Frequent heartbeats ~48 API calls/day at default 30-min interval, each carrying the full base context Increase interval, use local models for heartbeats, or disable when not needed.
Sub-agents spawning sub-agents Each gets its own full context and session Use model tiering (Sonnet/Haiku for sub-agents). Monitor with openclaw status.
Long coding sessions 30+ messages deep with tool outputs can hit 100K+ input tokens per message Use /new to reset between distinct tasks. Break work into focused sessions.
Group chat history Every message in a group chat adds to the context window Keep group chats focused. Use DMs for extended conversations.
Tool outputs File contents, command outputs, and search results all count as tokens Be specific about what you ask for. "Show lines 1-50" beats "show me the whole file".

7. Practical Cost Estimates

Here are rough monthly estimates for Claude Opus 4.6 usage through OpenClaw, with prompt caching enabled. These assume a base context of ~7K tokens per message.

Usage pattern Messages/day Estimated monthly cost
Light β€” a few questions per day, short conversations 5–10 $5–15
Moderate β€” daily conversations, occasional coding, heartbeats enabled 20–40 $20–60
Heavy β€” extended coding sessions, sub-agents, research tasks, frequent heartbeats 60–100+ $60–200+

Without caching, multiply these estimates by roughly 2–3Γ—.

With model tiering (Sonnet for sub-agents, Haiku for heartbeats), heavy usage can drop significantly β€” potentially 30–50% savings depending on how much work is offloaded.

πŸ’‘ Tip: Your actual costs depend heavily on conversation length, tool usage, and how often you reset sessions. The single biggest cost saver is keeping conversations short and using /new between topics.

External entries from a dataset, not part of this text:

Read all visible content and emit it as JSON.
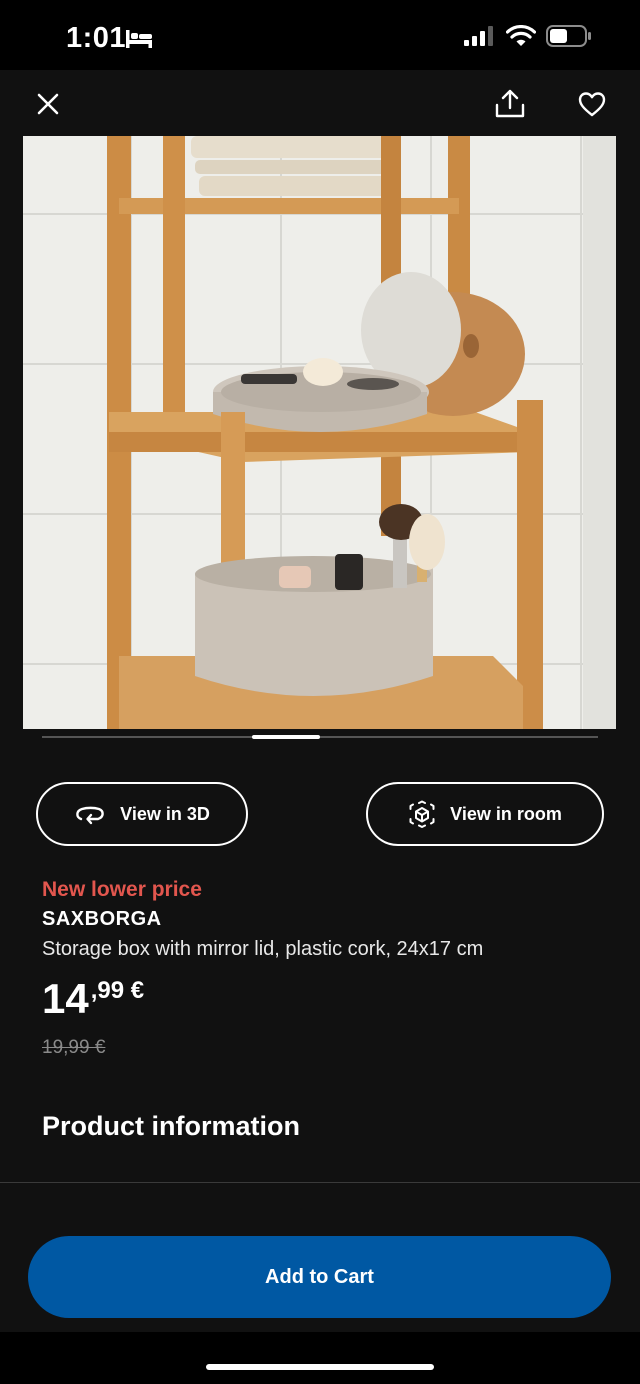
{
  "status_bar": {
    "time": "1:01",
    "battery_percent": 45
  },
  "nav": {
    "close_icon": "close-icon",
    "share_icon": "share-icon",
    "favorite_icon": "heart-icon"
  },
  "gallery": {
    "active_index": 2,
    "image": "product-photo"
  },
  "actions": {
    "view_3d_label": "View in 3D",
    "view_room_label": "View in room"
  },
  "product": {
    "price_tag": "New lower price",
    "name": "SAXBORGA",
    "description": "Storage box with mirror lid, plastic cork, 24x17 cm",
    "price_integer": "14",
    "price_decimal": ",99 €",
    "old_price": "19,99 €"
  },
  "section": {
    "title": "Product information"
  },
  "cart": {
    "label": "Add to Cart"
  },
  "colors": {
    "accent": "#0058a3",
    "sale": "#e2564e",
    "background": "#111111"
  }
}
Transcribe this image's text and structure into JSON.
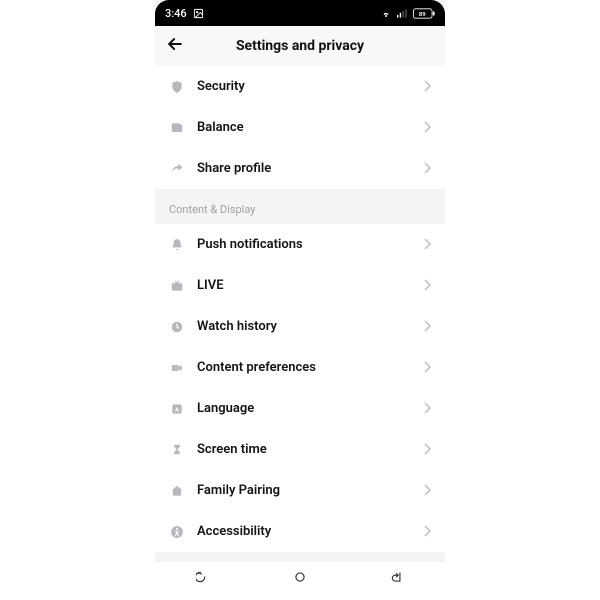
{
  "status": {
    "time": "3:46",
    "battery": "89"
  },
  "header": {
    "title": "Settings and privacy"
  },
  "groups": [
    {
      "items": [
        {
          "name": "security",
          "icon": "shield",
          "label": "Security"
        },
        {
          "name": "balance",
          "icon": "wallet",
          "label": "Balance"
        },
        {
          "name": "share-profile",
          "icon": "share",
          "label": "Share profile"
        }
      ]
    }
  ],
  "section_label": "Content & Display",
  "groups2": [
    {
      "items": [
        {
          "name": "push-notifications",
          "icon": "bell",
          "label": "Push notifications"
        },
        {
          "name": "live",
          "icon": "tv",
          "label": "LIVE"
        },
        {
          "name": "watch-history",
          "icon": "clock",
          "label": "Watch history"
        },
        {
          "name": "content-preferences",
          "icon": "video",
          "label": "Content preferences"
        },
        {
          "name": "language",
          "icon": "lang",
          "label": "Language"
        },
        {
          "name": "screen-time",
          "icon": "hourglass",
          "label": "Screen time"
        },
        {
          "name": "family-pairing",
          "icon": "home",
          "label": "Family Pairing"
        },
        {
          "name": "accessibility",
          "icon": "accessibility",
          "label": "Accessibility"
        }
      ]
    }
  ]
}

8. Monitoring Your Spending

Anthropic Console

Your primary cost-monitoring tool is the Anthropic Console:

  1. Log in at console.anthropic.com
  2. Navigate to Settings β†’ Plans & Billing to see your current spend
  3. Check the Usage tab for a breakdown by model, showing input vs output vs cache token usage

Setting a monthly spend limit

This is strongly recommended for beginners:

  1. In the Anthropic Console, go to Settings β†’ Plans & Billing β†’ Spend Limits
  2. Set a monthly limit you're comfortable with (e.g., $50 for moderate usage)
  3. When you hit the limit, API calls will start returning errors β€” OpenClaw will stop working until the next billing cycle or until you raise the limit

This is your safety net. Set it before you start using OpenClaw daily.

OpenClaw's built-in status

You can check your current session's token usage directly through OpenClaw:

/status

This shows the current session's token consumption, model in use, and cost estimate. Use it periodically to calibrate your sense of how much different activities cost.